Właściciel TikToka też planuje wydawać książki
Na początku lipca pojawiła się informacja, że firma ByteDance stojąca za aplikacją społecznościową chce sama publikować książki. Według doniesień medialnych miał zostać zgłoszony znak towarowy dla podmiotu wydawniczego o nazwie 8th Note Press. Firma zatrudniła też redaktorkę ds. pozyskiwania treści Katherine Pelz.
Tricia O’Malley, nagradzana autorka bestsellerowych romansów, przyznała, że otrzymała ofertę od ByteDance. Firma zapytała o prawa do zakupu dwóch jej książek – informuje „New York Times”. Jak wskazano, propozycja miała obejmować m.in. „kampanię marketingową w mediach społecznościowych, tantiemy i zaliczkę w wysokości 3 500 dolarów za książkę”. Podobno pisarka odrzuciła ofertę, przyznając, że była bardzo kusząca. „Rzeczywistość jest taka, że BookTok sprzedaje książki” – dodała.
Autorzy i wydawcy, do których dotarł „New York Times” wyrazili obawy, że nowe ramię wydawnicze może stworzyć swego rodzaju monopol na TikToku, firma może zwiększyć ekspozycję własnej produkcji i zmniejszyć obecność książek konkurencji.
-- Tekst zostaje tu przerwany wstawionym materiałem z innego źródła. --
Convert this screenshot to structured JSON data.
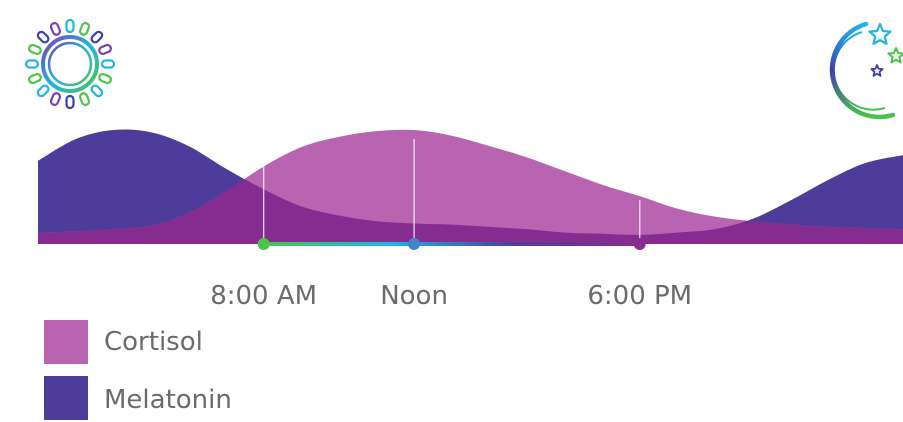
{
  "colors": {
    "cortisol": "#b964b1",
    "melatonin": "#4e3c9a",
    "overlap": "#842c90",
    "tick_text": "#6b6b6b",
    "gradient_stops": [
      "#4cc44a",
      "#1fb5e6",
      "#4e3c9a",
      "#8a2c8f"
    ]
  },
  "icons": {
    "left": "sun-icon",
    "right": "moon-stars-icon"
  },
  "chart_data": {
    "type": "area",
    "title": "",
    "xlabel": "",
    "ylabel": "",
    "x_marked": [
      {
        "label": "8:00 AM",
        "hour": 8
      },
      {
        "label": "Noon",
        "hour": 12
      },
      {
        "label": "6:00 PM",
        "hour": 18
      }
    ],
    "series": [
      {
        "name": "Cortisol",
        "x": [
          2,
          3,
          4,
          5,
          6,
          7,
          8,
          9,
          10,
          11,
          12,
          13,
          14,
          15,
          16,
          17,
          18,
          19,
          20,
          21,
          22,
          23,
          24,
          25
        ],
        "values": [
          0.1,
          0.11,
          0.13,
          0.16,
          0.27,
          0.46,
          0.68,
          0.85,
          0.94,
          0.99,
          1.0,
          0.95,
          0.86,
          0.76,
          0.64,
          0.52,
          0.42,
          0.31,
          0.24,
          0.2,
          0.17,
          0.15,
          0.14,
          0.13
        ]
      },
      {
        "name": "Melatonin",
        "x": [
          2,
          3,
          4,
          5,
          6,
          7,
          8,
          9,
          10,
          11,
          12,
          13,
          14,
          15,
          16,
          17,
          18,
          19,
          20,
          21,
          22,
          23,
          24,
          25
        ],
        "values": [
          0.73,
          0.92,
          1.0,
          0.98,
          0.86,
          0.66,
          0.48,
          0.33,
          0.25,
          0.2,
          0.18,
          0.17,
          0.15,
          0.13,
          0.1,
          0.09,
          0.08,
          0.1,
          0.13,
          0.22,
          0.38,
          0.56,
          0.71,
          0.78
        ]
      }
    ],
    "xlim": [
      2,
      25
    ],
    "ylim": [
      0,
      1
    ],
    "grid": false,
    "legend_position": "bottom-left"
  }
}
Kevin Duffy, właściciel wydawnictwa Bluemoose Books, w wypowiedzi dla „The Guardian” skomentował: „Obawiam się, że większy kawałek wydawniczego tortu trafi do celebrytów, którzy już mają ogromne profile w mediach społecznościowych, i jeszcze bardziej zmniejszy szanse utalentowanych, ale niedostatecznie reprezentowanych pisarzy na publikację ich prac”. Z kolei Rhea Kurien, dyrektor Orion Fiction, uważa że: „Wadą wpływu TikToka na rynek książkowy jest to, że zajmuje tak wiele miejsc na listach bestsellerów, stolikach w księgarniach i przestrzeniach w marketach”. Jej zdaniem „Wzrost liczby tytułów oznaczonych hasztagiem BookTok oznacza mniejszą widoczność innych tytułów, niezależnie od tego, czy są to uznani autorzy, czy debiutanci. „Ale myślę, że dobrze jest, gdy nasza branża czasami doznaje wstrząsów, abyśmy ponownie rozważyli to, czego naszym zdaniem oczekują nasi czytelnicy i zrobili miejsce dla nowych trendów” – dodała.